If you’ve ever designed a SQL database, then you know the importance of indexes. Indexes, when done correctly, can dramatically increase read times during queries. Tables with large amounts of data specially should always be indexed.
However, creating the correct index can be tricky. Here are a few tips:
- Create indexes on fields that are the most selective in the table in order.
- The primary key is usually the most selective index followed by any types of foreign key.
- Do not use indexes on a column where functions are used commonly in the where clause.
- Permitted values, dates, and booleans are columns you would not place indexes on.
- Any change in DB structure can cause problems with your indexes. Make sure to keep them updated at all times.
- Indexes can get fragmented over time – so make sure to have a process in place to either defragment or rebuild the indexes on a regular basis.

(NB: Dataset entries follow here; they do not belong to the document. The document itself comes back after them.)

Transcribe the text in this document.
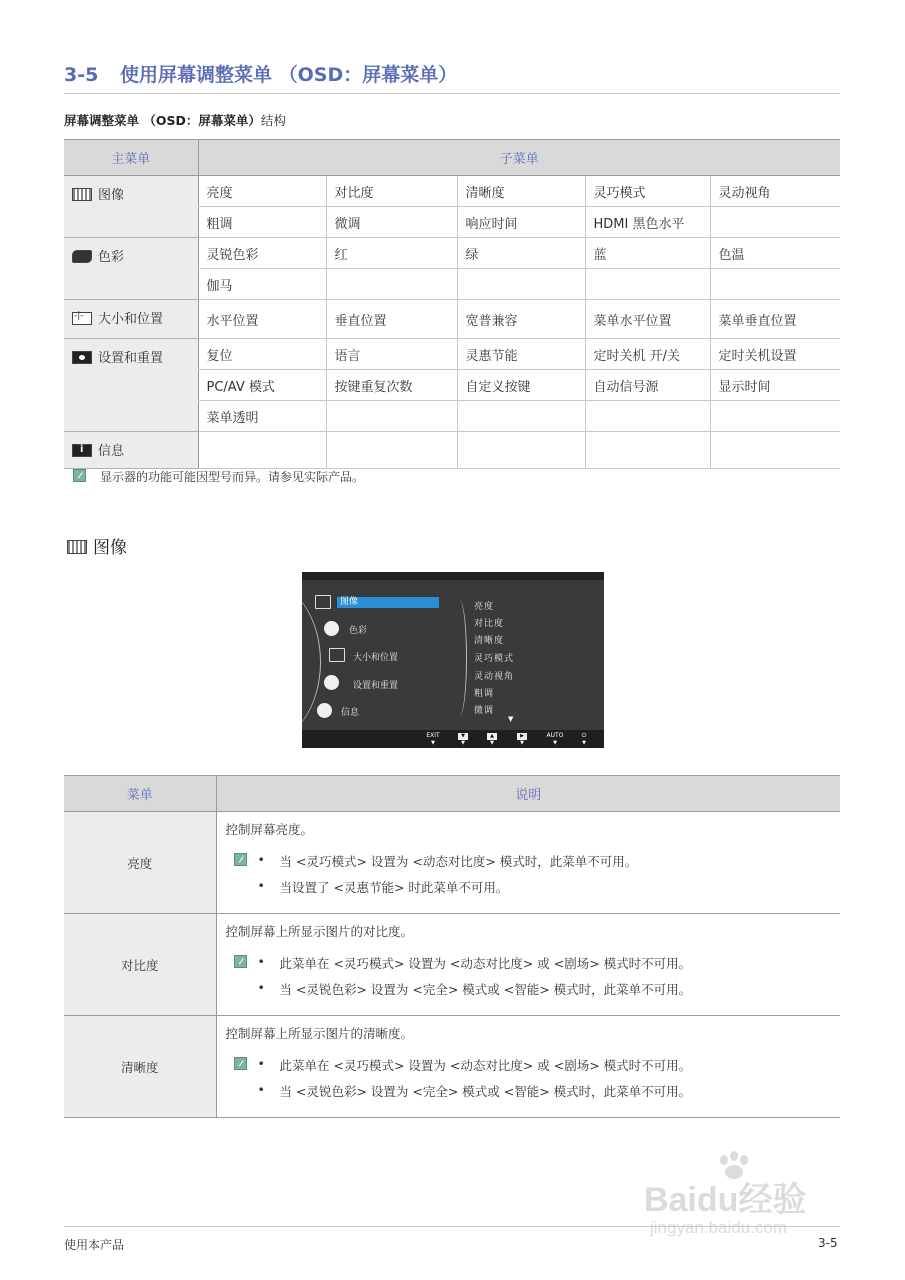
3-5 使用屏幕调整菜单 （OSD：屏幕菜单）
屏幕调整菜单 （OSD：屏幕菜单）结构
主菜单	子菜单				
图像	亮度	对比度	清晰度	灵巧模式	灵动视角
	粗调	微调	响应时间	HDMI 黑色水平	
色彩	灵锐色彩	红	绿	蓝	色温
	伽马				
-|-大小和位置	水平位置	垂直位置	宽普兼容	菜单水平位置	菜单垂直位置
设置和重置	复位	语言	灵惠节能	定时关机 开/关	定时关机设置
	PC/AV 模式	按键重复次数	自定义按键	自动信号源	显示时间
	菜单透明				
i信息					
显示器的功能可能因型号而异。请参见实际产品。
图像
图像
色彩
大小和位置
设置和重置
信息
亮度
对比度
清晰度
灵巧模式
灵动视角
粗调
微调
▼
EXIT
▼
▼
▼
▲
▼
▶
▼
AUTO
▼
⏻
▼
菜单	说明
亮度	控制屏幕亮度。
• 当 <灵巧模式> 设置为 <动态对比度> 模式时，此菜单不可用。
• 当设置了 <灵惠节能> 时此菜单不可用。

对比度	控制屏幕上所显示图片的对比度。
• 此菜单在 <灵巧模式> 设置为 <动态对比度> 或 <剧场> 模式时不可用。
• 当 <灵锐色彩> 设置为 <完全> 模式或 <智能> 模式时，此菜单不可用。

清晰度	控制屏幕上所显示图片的清晰度。
• 此菜单在 <灵巧模式> 设置为 <动态对比度> 或 <剧场> 模式时不可用。
• 当 <灵锐色彩> 设置为 <完全> 模式或 <智能> 模式时，此菜单不可用。
Baidu经验
jingyan.baidu.com
使用本产品	3-5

Querying data that joins multiple tables can sometimes retrieve redundant data. Keys are usually one of the most types of data that’s redundantly pulled in many queries. To avoid this, only pull the columns you need and avoid the asterisk (*) character as much as possible. When creating queries with possible redundant rows, left join multiple tables using DISTINCT or GROUP BY to get unique rows. Also, If you only want a certain amount of rows, use the LIMIT or SET ROWCOUNT functions. Avoid using a LIKE operator and the wildcard character (%) as they may slow down the query execution especially if there is an index on the field.
A correlated subquery is one that uses values from the outer query. This can be inefficient with the subquery evaluatd once for each row processed by the outer query. Correlated subqueries run all the rows from the subquery first, then the rows from the main. These queries use the EXISTS in the WHERE clause which can find results that are not necessary. Instead use INNER JOIN if possible to speed up the execution.
Temp tables can help speed up a query, but only in certain situations. Temp tables are sometimes necessary when querying large data that needs to be compressed into a smaller subset. This will only help when querying a very large table (1 million rows plus) and you need only 25% or less of that data. If your query doesn’t meet the above requirement, please don’t use a temp table.
The HAVING clause only returns rows where aggregate values meet the specified conditions. It is very similar to the WHERE clause which is why it can get used incorrectly. When HAVING is used when it should be a WHERE, it will slow down your query as it only gets executed after all the rows are returned. You should always use WHERE unless a GROUP BY field is filtered, then use HAVING.